В июле 1997-го Лёня приехал в Москву, и мы встречались каждый день. Это был совсем другой человек: радостный и возбужденный, глаза сияли. Только раз я видел его довольно мрачным, когда опоздал на встречу (на пару минут). «Я всегда прихожу раньше, – огорченно сказал Лёня. – Получается, что я больше заинтересован в наших встречах».
Здесь он, положим, ошибался. Но и эта ошибка говорит о многом.
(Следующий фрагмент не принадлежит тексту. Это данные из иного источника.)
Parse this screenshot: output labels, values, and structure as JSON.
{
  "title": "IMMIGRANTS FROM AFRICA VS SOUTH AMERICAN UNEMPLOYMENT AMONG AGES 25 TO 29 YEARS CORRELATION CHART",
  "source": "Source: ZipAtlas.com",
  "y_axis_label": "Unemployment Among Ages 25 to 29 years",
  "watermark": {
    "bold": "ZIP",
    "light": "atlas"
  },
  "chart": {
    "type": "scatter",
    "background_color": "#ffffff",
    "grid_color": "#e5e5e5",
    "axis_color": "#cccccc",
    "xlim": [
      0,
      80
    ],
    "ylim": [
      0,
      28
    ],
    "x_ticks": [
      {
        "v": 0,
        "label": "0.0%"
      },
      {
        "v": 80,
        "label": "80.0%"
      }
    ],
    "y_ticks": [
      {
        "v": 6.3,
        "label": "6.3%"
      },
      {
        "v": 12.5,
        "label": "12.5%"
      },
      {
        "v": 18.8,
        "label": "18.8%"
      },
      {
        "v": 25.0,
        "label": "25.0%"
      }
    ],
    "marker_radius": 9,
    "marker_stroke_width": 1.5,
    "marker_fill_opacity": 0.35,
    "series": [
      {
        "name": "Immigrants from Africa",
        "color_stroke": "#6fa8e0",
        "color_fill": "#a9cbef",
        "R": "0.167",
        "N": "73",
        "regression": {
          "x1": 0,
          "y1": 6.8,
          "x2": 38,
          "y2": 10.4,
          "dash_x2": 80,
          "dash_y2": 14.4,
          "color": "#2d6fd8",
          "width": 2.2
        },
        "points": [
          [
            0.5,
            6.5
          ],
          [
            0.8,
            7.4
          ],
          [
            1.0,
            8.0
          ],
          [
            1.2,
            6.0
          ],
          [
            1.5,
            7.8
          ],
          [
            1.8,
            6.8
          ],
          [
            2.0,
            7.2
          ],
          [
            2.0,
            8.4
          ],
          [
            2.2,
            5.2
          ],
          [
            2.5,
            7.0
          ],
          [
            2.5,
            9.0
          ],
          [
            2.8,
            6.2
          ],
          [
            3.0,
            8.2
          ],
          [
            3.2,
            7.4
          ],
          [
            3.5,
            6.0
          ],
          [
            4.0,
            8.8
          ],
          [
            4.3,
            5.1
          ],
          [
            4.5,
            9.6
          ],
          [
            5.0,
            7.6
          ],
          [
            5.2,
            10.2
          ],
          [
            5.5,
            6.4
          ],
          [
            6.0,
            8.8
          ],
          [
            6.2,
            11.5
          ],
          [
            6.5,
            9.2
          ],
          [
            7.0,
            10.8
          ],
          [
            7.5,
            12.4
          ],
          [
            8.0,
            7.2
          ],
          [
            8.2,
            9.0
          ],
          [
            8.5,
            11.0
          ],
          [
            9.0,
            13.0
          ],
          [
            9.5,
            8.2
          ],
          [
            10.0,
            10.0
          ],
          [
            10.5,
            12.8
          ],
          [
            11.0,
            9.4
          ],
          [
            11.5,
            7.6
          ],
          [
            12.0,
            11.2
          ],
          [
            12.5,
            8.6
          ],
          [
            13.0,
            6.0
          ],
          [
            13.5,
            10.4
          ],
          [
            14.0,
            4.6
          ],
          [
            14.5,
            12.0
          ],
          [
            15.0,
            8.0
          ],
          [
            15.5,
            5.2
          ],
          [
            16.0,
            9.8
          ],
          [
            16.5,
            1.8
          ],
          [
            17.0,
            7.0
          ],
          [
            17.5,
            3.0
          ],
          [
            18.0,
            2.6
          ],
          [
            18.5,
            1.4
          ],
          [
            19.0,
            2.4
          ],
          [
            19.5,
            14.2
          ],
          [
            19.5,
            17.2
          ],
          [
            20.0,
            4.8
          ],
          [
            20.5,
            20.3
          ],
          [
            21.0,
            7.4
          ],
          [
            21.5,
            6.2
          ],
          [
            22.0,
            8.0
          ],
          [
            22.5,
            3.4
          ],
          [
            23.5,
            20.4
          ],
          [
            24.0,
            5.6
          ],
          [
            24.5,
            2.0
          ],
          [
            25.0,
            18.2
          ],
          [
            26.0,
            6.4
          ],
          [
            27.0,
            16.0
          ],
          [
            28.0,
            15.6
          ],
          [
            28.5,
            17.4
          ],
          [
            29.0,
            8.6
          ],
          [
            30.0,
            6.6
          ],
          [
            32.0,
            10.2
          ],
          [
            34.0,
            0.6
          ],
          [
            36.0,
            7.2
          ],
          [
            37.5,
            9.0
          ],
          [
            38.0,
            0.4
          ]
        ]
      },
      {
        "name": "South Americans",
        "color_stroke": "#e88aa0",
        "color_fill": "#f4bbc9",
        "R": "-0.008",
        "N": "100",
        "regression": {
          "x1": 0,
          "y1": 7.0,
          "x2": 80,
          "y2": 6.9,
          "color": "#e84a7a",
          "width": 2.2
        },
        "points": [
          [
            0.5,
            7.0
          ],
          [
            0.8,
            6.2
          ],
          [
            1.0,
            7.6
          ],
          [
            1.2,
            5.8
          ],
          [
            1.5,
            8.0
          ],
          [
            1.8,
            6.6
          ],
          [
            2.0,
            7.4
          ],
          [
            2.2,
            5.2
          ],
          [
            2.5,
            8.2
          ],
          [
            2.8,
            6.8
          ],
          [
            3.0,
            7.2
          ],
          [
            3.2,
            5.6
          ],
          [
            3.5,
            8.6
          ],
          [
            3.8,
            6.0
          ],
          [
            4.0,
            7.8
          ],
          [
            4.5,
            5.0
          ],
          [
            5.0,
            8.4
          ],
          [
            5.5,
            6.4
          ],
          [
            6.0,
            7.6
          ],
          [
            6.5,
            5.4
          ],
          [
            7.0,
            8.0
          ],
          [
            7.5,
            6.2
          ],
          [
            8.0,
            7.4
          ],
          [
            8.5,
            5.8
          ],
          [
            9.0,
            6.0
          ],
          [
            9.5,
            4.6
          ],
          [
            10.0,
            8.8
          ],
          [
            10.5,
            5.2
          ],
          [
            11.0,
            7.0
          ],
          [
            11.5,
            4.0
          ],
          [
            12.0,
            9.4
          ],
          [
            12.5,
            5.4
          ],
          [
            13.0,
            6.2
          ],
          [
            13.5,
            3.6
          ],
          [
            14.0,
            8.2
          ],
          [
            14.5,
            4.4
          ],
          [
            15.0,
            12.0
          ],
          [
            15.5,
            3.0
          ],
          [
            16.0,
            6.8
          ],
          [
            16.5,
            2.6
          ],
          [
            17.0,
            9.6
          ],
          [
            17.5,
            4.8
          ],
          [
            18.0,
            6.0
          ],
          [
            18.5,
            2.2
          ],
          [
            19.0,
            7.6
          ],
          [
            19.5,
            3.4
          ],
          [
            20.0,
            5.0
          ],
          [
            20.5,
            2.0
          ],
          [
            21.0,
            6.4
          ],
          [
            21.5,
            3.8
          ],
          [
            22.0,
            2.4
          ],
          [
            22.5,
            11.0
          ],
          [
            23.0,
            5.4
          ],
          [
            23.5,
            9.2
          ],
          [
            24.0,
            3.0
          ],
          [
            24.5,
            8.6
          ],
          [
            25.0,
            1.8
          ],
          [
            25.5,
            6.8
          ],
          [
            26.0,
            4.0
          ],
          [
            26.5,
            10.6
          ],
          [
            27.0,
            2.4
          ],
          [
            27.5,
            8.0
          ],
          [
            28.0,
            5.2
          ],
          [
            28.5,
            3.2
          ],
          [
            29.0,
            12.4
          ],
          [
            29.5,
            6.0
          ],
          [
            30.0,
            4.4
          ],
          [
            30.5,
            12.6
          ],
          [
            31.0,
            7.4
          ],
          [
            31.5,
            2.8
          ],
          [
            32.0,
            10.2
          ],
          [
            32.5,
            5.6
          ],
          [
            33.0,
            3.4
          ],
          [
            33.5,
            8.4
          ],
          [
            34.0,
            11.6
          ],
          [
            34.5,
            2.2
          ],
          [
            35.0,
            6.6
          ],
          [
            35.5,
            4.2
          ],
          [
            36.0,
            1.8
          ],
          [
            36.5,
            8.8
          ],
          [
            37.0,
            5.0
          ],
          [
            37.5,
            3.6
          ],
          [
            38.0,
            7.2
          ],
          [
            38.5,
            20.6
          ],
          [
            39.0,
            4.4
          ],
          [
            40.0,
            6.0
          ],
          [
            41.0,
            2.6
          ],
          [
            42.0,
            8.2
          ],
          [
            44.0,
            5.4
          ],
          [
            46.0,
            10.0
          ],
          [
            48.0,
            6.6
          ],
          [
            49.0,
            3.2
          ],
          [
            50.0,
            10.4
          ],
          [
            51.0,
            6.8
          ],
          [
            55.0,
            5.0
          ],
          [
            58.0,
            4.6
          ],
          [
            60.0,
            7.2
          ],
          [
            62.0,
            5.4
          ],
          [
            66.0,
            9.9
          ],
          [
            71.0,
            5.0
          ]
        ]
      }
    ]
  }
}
С чем-то он не мог смириться. Органически не принимая любые формы компромисса, он не мог существовать в двусмысленных ситуациях, а вся формальная (ритуальная) сторона человеческих отношений была ему непонятна и совершенно чужда. «Я не умею склеиваться из черепков… Из надежды и ожидания я живу только ожиданием, не надеясь. Я вас люблю, но на вас не надеюсь. Я вас обнимаю и целую» (25. 02. 77). Что было сущностью, сутью этой нетерпимости? Мне кажется, он упорно полагал, что в людях можно видеть только людей (а не своего рода пациентов).